After finishing vectors, the most valuable questions to carry forward are:
- If one object can be written as a vector, how do we write many objects at once?
- If two vectors can be compared for similarity, how do we transform a whole batch of vectors at once?
- Why do neural networks not process just one vector at a time, but instead always process a batch?
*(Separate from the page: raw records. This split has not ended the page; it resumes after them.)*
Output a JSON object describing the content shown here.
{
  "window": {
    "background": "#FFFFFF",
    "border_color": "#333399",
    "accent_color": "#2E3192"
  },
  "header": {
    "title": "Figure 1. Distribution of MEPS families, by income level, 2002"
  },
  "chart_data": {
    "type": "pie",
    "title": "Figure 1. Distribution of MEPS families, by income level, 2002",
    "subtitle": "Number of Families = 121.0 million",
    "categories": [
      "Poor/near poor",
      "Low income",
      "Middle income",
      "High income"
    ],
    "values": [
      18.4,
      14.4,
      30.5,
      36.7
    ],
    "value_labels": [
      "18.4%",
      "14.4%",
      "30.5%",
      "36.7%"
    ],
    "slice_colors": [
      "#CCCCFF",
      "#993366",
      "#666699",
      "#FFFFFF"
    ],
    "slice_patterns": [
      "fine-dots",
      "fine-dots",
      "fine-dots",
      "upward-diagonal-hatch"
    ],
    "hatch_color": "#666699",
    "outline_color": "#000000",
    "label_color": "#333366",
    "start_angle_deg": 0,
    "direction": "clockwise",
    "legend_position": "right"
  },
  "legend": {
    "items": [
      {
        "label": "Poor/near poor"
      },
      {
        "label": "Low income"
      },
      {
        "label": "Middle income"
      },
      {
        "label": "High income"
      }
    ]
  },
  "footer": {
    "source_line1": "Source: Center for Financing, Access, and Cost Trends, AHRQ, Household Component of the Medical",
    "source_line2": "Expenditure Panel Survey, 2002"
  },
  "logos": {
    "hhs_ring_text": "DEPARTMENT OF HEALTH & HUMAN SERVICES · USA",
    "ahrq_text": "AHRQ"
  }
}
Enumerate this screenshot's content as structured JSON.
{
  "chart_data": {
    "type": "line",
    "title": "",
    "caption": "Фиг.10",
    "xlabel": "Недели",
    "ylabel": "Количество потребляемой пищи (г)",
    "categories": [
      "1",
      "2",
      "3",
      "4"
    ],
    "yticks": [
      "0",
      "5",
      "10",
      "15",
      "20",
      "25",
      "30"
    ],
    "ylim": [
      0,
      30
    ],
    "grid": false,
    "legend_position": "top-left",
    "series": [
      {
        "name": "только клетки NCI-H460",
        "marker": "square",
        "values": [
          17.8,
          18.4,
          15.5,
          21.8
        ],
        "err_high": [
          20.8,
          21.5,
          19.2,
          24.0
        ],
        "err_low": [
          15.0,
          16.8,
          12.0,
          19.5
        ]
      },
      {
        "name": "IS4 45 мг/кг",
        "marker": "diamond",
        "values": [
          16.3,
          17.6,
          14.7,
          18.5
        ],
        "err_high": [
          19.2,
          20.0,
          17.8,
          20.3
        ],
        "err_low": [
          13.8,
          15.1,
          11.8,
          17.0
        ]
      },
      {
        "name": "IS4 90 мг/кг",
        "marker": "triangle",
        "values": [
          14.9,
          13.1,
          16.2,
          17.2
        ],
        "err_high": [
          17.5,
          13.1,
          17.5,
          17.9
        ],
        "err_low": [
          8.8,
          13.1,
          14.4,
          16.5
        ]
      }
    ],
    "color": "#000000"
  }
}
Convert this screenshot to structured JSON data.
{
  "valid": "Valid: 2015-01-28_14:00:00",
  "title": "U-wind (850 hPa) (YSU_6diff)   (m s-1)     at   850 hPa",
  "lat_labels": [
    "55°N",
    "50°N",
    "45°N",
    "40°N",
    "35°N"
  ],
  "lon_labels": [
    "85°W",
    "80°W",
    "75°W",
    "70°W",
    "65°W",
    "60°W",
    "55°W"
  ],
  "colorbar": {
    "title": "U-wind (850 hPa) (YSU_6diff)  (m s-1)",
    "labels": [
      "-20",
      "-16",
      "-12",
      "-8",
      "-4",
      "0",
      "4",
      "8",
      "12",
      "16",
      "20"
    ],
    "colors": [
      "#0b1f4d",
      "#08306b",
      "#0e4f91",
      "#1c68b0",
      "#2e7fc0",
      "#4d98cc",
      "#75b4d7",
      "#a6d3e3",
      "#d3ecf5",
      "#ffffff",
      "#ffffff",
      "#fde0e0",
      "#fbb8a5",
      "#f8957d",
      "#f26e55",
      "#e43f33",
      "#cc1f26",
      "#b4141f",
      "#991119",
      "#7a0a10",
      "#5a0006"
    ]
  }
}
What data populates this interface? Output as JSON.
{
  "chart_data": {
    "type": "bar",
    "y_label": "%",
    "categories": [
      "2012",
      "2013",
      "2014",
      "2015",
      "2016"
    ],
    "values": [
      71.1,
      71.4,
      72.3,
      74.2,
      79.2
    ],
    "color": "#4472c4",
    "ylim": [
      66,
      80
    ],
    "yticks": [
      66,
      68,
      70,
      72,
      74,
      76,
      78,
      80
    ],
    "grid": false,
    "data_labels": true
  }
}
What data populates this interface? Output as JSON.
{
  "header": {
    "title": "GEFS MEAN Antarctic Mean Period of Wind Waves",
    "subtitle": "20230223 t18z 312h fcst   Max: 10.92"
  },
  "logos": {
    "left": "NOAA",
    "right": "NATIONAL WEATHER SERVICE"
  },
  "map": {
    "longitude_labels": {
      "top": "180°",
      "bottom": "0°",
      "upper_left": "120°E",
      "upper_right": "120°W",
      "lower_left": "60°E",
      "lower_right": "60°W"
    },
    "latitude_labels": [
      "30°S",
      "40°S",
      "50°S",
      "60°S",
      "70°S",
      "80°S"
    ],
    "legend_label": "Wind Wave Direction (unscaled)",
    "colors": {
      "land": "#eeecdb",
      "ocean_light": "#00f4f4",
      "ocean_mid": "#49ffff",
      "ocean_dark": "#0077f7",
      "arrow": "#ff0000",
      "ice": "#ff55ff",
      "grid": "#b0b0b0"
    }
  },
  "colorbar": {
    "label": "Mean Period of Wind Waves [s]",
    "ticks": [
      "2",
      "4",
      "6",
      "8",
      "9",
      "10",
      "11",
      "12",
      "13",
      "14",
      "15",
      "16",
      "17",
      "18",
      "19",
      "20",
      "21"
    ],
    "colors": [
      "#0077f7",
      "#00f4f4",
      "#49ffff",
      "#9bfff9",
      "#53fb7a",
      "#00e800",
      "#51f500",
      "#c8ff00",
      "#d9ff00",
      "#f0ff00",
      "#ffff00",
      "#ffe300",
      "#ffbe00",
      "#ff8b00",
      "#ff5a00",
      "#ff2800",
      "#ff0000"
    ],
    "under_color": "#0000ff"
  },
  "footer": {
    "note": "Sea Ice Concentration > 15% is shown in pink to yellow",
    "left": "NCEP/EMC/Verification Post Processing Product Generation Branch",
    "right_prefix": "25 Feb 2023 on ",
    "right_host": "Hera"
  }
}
These three questions will naturally lead you to:
- Next section: Matrices — batch transformations for a set of vectors
- 5 Introduction to Machine Learning to Practice: in linear regression, each sample is a feature vector, and the model is finding a weight vector
- 11 Natural Language Processing (elective track): word vectors, sentence vectors, and cosine similarity appear repeatedly
- 8 LLM Application Development and RAG: the core of vector databases is similarity retrieval over high-dimensional vectors
Summary
| Concept | Intuitive understanding | NumPy implementation |
|---|---|---|
| Vector | An ordered set of numbers | np.array([1, 2, 3]) |
| Vector addition | Add corresponding positions | a + b |
| Scalar multiplication | Scale the vector | k * a |
| Vector length | Distance from the origin to the endpoint | np.linalg.norm(a) |
| Dot product | Measures the directional relationship between two vectors | np.dot(a, b) or a @ b |
| Cosine similarity | Similarity that looks only at direction, not length | dot / (norm_a * norm_b) |
What should you take away from this section?
- A vector is first of all a way to represent an object, not just an arrow
- The dot product is best understood first as “alignment”
- Cosine similarity is best understood first as “how close the directions are”
- This is why many retrieval, recommendation, and matching systems in AI cannot do without vectors
Hands-on Exercises
Exercise 1: Vector Operations
Given vectors a = [2, 3, -1] and b = [1, -2, 4], use NumPy to compute:
- a + b
- 3a - 2b
- The length of a
- The dot product of a and b
- The cosine similarity of a and b
Exercise 2: Find the Most Similar Movie
Given the feature vectors of five movies (scored by style):
movies = {
"Interstellar": np.array([5, 1, 3, 5, 2]), # [action, comedy, emotion, sci-fi, horror]
"Lost in Thailand": np.array([2, 5, 3, 1, 1]),
"Wolf Warrior 2": np.array([5, 1, 2, 2, 1]),
"Ex-Files 3": np.array([1, 3, 5, 1, 1]),
"Alien": np.array([4, 1, 1, 4, 5]),
}
Task: compute the cosine similarity between every pair of movies, and find the most similar pair and the least similar pair.
Exercise 3: Visualize Vector Addition
Use Matplotlib to draw the process of the following vector addition (with arrows):
- a = [2, 3], b = [-1, 2], and draw a, b, and a+b
Hint: refer to the code in Section 2.1.